A former teacher at Coastal Christian School in Waldoboro has been sentenced to 2.5 years in prison for the sexual assault of a student in 2016.
Nancy Leigh Ann Brann, 44, of Windsor, had pleaded guilty to one count each of class A gross sexual assault and class C unlawful sexual contact Feb. 4. Superior Court Justice Daniel Billings sentenced her to 12 years with all but 2.5 years suspended, plus four years of probation, during a hearing at the Lincoln County Courthouse in Wiscasset on Tuesday, March 26.
Assistant District Attorney Matthew Gerety argued for more prison time up front, while defense attorney Chris Nielsen and the defendant’s older sister requested leniency.
Both attorneys submitted sentencing memorandums, the victim’s family submitted impact statements, and the defendant submitted a written statement for review prior to the hearing.
Brann’s probation conditions prohibit contact with the victim, the victim’s family, and any child under the age of 18, except for her children and grandchildren. She must take certain medication, avoid areas where children congregate, receive sex offender and mental health counseling, and not use alcohol or drugs, while being subject to searches and tests. She must also register as a sex offender.
Billings stayed the sentence until 5 p.m., Thursday, March 28, per a request from Nielsen.
Billings described the aggravating and mitigating factors contributing to his sentencing decision.
He said aggravating factors included the fact that the actions took place in the classroom and were part of a larger pattern of conduct toward the victim that extended to online interactions.
“The defendant abused a position of authority and trust and continued to have contact with the victim after she was fired,” Billings said.
“This took place in school. Some of it took place in places other students could and did notice it,” Billings said.
However, Billings also listed several mitigating factors, including Brann’s lack of a criminal history and her acceptance of responsibility through her plea and disclosures in treatment.
“The fact charges were brought about and known to law enforcement are due to her guilt and trying to get help,” Billings said.
Billings listed the defendant’s mental health history as the most significant mitigating factor.
According to Billings, Brann sought help, and though she may not have followed all recommendations, she was misdiagnosed and receiving the incorrect medication.
“She is someone who sought help and didn’t receive the help she needed,” Billings said.
Ultimately, Billings said he did not believe the aggravating or mitigating factors of the case outweighed the other.
Billings expressed his opposition to the defense’s request for a much lighter sentence, saying such a sentence would diminish the seriousness of the offenses.

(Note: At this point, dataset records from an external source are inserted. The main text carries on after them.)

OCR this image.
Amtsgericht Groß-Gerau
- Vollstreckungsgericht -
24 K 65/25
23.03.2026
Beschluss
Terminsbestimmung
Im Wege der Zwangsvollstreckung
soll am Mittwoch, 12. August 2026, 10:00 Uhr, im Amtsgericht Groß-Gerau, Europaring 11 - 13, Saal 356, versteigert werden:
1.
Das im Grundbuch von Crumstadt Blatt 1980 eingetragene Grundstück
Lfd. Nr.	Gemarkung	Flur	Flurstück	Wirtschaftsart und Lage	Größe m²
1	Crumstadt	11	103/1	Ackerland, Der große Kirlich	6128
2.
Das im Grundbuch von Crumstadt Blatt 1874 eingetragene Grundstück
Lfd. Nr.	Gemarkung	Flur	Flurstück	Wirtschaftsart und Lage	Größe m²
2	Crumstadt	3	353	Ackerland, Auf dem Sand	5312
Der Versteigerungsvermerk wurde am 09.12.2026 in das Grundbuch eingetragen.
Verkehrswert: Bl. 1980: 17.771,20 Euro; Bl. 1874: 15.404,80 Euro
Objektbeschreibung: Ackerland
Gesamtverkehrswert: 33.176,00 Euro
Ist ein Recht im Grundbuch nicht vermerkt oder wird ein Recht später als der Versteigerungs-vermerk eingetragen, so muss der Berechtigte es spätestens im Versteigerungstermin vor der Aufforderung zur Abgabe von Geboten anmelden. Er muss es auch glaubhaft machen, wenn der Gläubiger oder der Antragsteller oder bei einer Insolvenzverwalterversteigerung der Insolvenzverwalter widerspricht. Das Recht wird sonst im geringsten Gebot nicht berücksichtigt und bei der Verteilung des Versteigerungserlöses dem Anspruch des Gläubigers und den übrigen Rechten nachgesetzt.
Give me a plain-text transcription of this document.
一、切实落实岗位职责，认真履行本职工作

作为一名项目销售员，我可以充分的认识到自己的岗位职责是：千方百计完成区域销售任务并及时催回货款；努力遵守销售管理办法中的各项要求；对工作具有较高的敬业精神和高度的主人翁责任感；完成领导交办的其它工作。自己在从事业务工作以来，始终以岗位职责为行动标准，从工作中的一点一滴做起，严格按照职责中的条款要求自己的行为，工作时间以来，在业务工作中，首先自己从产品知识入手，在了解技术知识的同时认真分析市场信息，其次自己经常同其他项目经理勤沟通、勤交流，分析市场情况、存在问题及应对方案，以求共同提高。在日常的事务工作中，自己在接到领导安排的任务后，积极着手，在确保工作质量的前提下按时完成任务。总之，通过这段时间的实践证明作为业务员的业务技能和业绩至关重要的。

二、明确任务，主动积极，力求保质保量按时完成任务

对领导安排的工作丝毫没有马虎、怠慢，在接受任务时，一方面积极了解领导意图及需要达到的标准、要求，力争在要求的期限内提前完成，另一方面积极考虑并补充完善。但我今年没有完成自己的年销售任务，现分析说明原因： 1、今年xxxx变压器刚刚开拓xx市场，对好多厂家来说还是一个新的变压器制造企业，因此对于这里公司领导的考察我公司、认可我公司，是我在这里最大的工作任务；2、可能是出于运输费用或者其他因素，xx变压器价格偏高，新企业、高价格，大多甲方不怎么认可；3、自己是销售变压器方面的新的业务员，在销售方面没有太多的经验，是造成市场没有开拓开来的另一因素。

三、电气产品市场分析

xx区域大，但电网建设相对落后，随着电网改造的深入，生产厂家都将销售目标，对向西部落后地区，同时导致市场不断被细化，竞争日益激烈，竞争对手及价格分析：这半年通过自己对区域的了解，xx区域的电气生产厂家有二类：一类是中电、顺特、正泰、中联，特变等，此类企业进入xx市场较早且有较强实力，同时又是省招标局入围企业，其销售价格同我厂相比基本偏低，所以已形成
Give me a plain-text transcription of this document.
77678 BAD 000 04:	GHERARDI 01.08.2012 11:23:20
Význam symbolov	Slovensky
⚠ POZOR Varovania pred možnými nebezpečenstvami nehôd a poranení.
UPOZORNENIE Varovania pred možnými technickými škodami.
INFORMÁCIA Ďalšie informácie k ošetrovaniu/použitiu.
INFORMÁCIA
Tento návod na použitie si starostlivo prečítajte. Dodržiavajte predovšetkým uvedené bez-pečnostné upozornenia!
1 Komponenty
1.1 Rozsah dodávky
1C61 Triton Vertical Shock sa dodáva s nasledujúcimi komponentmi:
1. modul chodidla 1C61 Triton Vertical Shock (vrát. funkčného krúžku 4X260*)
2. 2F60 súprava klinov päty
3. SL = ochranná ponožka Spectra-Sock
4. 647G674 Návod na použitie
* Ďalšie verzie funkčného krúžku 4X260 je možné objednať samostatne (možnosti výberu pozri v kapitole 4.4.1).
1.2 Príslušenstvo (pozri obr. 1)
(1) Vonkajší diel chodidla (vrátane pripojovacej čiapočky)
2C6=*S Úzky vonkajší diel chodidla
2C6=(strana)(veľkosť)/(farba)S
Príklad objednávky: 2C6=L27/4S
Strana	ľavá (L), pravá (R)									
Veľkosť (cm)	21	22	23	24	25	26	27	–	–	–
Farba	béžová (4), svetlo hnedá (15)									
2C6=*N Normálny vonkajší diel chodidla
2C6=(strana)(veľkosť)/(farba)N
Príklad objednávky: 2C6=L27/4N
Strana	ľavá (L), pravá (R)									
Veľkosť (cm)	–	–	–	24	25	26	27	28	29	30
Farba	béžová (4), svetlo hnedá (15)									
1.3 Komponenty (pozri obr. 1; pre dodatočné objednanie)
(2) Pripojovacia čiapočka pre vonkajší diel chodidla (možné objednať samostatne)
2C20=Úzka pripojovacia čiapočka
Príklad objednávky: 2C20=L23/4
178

Gerety began the hearing’s testimony with the state’s recommendation of 10 years, with all but four suspended, plus four years of probation.
“This person was a teacher and she took advantage of this position. There is no question about that. She took advantage of the vulnerabilities of a person too young to do anything. It was a power imbalance,” Gerety said.
Gerety said Brann became Facebook friends with the victim.
“She became involved with the victim to the degree the victim’s parents were concerned,” Gerety said.
Nielsen recommended 90 days in custody.
“We thought 90 days was appropriate. We don’t want to give the impression this conduct should go unpunished,” Nielsen said.
Brann “was diagnosed and treated for the wrong mental health condition and her real issues went untreated,” Nielsen said.
Referencing the statements of the defendant’s sister, Nielsen said the testimony indicated detrimental impacts on Brann as a result of her treatment by her husband, her in-laws, and her church.
“The sister paints a picture of what her life was like before and what it was like after her marriage, the stresses of her home life and church life,” Nielsen said.
Nielsen said Brann’s brief employment at the school conflicted with Gerety’s depiction of Brann as someone who abused long-held trust.
“She had no official training as a teacher. It is not fair to paint her as a predator,” Nielsen said.
Nielsen said his client’s mental health condition left her delusional, adding that her guilty conscience led her to report the offenses during treatment. He did not specify the condition.
The Lincoln County Sheriff’s Office arrested Brann in December 2017. A Lincoln County grand jury indicted her in November 2018.
At the beginning of the hearing, two criminal charges against Brann related to a traffic incident in Sagadahoc County were dismissed.
The state agreed to dismiss the charges of criminal speeding and violation of condition of release if Brann admitted to a civil speeding violation and paid a standard fine.